Although Allman doesn’t mention complementary and alternative wellness providers, the increased demand for these professionals may very well outdistance that for allopaths.

Focusing on health and wellness is something that baby boomers have learned in recent years. Andrew Duxbury, MD, a UAB geriatrician, suggests that the average boomer who reaches 65 in reasonable health will live into his or her 80s or early 90s. More importantly, these individuals will remain healthy and active well into their 80s.

“The boomers have always gotten what they want when they want it, with the demographic numbers to push society to accede to their demands,” he says. “They are not a generation to sit back and let history roll over them. They’ll go out and make their own history.”

He suggests that demand for such things as joint replacements, medications to improve aches and pains of aging, and bypassing of clogged arteries will all skyrocket. Dr. Duxbury says the boomers will want the system to work around them and their active lifestyles and will not put up with all-day visits to the doctor. They won’t be sitting around playing shuffle board at the retirement center.
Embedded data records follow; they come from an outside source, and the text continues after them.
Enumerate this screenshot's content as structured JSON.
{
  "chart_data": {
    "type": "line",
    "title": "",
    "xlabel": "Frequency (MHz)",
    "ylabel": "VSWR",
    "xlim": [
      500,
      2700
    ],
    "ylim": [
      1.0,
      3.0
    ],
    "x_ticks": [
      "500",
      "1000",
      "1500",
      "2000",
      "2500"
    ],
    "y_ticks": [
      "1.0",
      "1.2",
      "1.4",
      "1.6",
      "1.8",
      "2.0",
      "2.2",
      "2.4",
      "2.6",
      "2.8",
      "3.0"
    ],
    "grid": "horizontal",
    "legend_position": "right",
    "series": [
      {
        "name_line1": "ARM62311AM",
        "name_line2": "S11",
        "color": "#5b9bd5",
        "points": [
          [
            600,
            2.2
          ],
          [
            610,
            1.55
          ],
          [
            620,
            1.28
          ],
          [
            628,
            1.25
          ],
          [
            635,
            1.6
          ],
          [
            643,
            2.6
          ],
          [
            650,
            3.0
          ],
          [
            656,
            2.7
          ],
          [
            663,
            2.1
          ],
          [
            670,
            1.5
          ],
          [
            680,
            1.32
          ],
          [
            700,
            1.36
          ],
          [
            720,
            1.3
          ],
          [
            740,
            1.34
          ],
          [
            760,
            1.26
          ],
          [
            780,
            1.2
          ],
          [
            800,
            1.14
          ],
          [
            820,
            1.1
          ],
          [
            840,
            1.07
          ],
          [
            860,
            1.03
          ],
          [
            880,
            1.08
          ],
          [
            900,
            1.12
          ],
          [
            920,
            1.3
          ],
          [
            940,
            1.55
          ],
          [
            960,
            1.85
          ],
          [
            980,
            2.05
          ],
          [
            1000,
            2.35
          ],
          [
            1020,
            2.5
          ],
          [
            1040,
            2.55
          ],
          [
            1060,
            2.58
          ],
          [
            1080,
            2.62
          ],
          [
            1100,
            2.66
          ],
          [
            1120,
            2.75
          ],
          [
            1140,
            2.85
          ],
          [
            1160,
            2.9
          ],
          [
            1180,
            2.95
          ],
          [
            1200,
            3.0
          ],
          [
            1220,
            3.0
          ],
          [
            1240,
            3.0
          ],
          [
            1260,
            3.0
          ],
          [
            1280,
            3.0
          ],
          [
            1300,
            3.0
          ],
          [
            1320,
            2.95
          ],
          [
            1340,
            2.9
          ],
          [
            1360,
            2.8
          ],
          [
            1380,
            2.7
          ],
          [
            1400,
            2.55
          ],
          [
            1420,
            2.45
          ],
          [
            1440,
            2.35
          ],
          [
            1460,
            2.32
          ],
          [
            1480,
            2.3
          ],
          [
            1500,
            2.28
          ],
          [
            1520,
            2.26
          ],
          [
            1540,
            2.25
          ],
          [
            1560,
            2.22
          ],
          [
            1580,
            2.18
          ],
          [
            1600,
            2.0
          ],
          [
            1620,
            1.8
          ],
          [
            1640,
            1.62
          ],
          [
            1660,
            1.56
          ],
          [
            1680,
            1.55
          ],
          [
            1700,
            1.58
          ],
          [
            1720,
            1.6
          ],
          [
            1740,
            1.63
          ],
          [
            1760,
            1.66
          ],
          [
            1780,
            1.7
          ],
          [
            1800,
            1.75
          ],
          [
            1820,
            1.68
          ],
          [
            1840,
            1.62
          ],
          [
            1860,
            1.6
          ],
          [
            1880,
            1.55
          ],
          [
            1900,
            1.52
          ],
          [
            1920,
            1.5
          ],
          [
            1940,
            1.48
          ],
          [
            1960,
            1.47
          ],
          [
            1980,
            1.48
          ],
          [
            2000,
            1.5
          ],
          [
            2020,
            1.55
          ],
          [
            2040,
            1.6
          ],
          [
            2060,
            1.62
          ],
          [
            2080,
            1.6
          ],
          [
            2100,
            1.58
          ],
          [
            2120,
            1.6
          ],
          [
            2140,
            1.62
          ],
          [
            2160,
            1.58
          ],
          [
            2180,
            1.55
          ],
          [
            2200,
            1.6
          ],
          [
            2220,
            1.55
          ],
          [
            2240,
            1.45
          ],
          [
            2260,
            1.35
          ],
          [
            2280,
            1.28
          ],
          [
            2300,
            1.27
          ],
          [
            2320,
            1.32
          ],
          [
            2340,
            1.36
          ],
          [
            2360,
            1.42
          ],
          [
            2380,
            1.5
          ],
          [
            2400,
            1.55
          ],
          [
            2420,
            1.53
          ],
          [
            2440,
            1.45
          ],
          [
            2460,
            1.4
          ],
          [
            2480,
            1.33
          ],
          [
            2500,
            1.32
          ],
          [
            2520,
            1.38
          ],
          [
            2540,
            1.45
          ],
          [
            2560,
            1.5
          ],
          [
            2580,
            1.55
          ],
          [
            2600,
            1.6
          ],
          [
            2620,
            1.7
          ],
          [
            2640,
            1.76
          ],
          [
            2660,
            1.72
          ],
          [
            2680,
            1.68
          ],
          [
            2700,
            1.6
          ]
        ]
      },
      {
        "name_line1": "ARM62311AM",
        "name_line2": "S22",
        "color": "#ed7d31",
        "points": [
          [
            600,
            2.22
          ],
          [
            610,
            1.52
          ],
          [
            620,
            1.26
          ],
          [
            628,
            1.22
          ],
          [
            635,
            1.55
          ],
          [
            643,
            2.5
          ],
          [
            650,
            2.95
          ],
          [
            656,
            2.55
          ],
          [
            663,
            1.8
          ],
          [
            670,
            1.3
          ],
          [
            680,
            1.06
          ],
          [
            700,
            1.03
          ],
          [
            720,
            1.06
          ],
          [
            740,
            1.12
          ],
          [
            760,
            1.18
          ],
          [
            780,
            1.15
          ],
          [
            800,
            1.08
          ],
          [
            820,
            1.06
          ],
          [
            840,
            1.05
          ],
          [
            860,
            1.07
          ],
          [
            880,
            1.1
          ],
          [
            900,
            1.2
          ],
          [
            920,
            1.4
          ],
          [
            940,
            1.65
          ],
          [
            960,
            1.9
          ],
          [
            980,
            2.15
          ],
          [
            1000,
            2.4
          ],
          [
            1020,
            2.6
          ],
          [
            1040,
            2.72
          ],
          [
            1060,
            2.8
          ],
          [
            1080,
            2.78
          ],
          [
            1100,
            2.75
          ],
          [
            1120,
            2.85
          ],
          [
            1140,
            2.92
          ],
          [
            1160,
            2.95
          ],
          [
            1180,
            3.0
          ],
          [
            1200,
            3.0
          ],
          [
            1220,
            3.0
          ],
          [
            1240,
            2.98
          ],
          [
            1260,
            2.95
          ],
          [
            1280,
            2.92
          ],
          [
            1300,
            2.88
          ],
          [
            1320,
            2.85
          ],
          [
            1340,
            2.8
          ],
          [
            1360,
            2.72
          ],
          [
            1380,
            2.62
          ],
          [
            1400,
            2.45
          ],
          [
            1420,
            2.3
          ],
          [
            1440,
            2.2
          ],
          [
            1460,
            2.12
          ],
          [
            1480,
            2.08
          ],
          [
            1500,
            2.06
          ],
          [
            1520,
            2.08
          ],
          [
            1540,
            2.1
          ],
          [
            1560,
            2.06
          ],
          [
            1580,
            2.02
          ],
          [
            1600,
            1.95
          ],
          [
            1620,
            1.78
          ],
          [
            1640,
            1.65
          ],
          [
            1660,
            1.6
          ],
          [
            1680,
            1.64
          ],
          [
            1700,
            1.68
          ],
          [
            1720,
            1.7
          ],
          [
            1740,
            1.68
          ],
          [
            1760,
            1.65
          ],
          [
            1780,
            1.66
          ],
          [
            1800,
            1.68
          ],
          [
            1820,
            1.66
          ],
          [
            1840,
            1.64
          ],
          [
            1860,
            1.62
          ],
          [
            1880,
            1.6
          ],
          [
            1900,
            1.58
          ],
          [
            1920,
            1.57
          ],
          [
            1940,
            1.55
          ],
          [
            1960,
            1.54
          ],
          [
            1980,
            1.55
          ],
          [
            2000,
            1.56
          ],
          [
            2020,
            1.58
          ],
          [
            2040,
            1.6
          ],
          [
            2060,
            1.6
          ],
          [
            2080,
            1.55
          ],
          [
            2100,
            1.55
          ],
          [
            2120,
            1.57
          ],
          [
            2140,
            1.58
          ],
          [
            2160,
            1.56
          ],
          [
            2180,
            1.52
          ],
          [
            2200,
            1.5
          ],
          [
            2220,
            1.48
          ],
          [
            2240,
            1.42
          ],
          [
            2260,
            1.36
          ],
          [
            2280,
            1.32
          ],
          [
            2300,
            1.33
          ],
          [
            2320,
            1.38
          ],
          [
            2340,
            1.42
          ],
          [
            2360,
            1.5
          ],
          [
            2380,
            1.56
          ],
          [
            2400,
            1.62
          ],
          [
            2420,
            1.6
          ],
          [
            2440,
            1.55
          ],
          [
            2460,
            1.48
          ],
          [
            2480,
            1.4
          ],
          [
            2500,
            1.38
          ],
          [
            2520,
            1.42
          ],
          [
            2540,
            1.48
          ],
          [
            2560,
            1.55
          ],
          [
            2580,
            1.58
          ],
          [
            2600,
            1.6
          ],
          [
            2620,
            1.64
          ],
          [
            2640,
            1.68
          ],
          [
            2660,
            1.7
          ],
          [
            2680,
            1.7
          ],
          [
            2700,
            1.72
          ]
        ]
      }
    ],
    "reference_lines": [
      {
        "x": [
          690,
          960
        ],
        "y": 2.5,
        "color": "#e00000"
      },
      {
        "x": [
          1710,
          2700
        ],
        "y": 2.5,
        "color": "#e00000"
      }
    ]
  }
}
“The boomers, with their health and vitality relatively intact into older age, will completely change how Americans conceive of what it means to be old,” Duxbury points out. “In twenty years, Cher, still looking the same as today, will be on her 10th farewell tour, your average senior citizen’s dance will have couples getting down to the Rolling Stones and 80-somethings will be riding their Harleys at Sturgis.”

Like Allman, Duxbury fails to mention the increased use of non-medical approaches but it’s clear that older people will increasingly turn to non-medical care, as either a first step in their preventive/wellness routine, or as an alternative to failed medical intervention.

Allman does have one thing right. Health care professionals need to rethink their attitude toward older patients. “We face institutional and cultural age-ism, and people don’t want to talk about it,” he says. “They think of aging as dying and not living. We’ve got to change the culture and get people embracing the fact that aging is a good thing. If you’re aging, you’re still alive, and we really want to emphasize that people can live with high levels of function and capability.”

Wellness care fields are dominated by young practitioners who often shy away from aging patients because of their pre-conceived notions about their receptivity to alternative care. But numerous studies show this group is open to and often uses CAM procedures.

“People 50 and older tend to be high users of complementary and alternative medicine,” noted Cheryl Matheis, AARP Director of Health Strategies. A 2005 research study published in The Gerontologist concluded: “Of respondents over 65 years of age, 88% used CAM, with dietary supplements and chiropractic most commonly reported (65% and 46%, respectively).”

At the start of this new year of a new decade, we need to look forward to that Silver Tsunami and think of it as our opportunity to improve the lives of 76 million people who — if not for wellness providers like us — would be left with just drugs, surgery, and other medical options. We need to learn more about the health issues faced by older patients and provide the kinds of care and advice that most benefit them.

As Duxbury reminds us: “The last boomer will not die until sometime around 2080. They will be with us a long time.”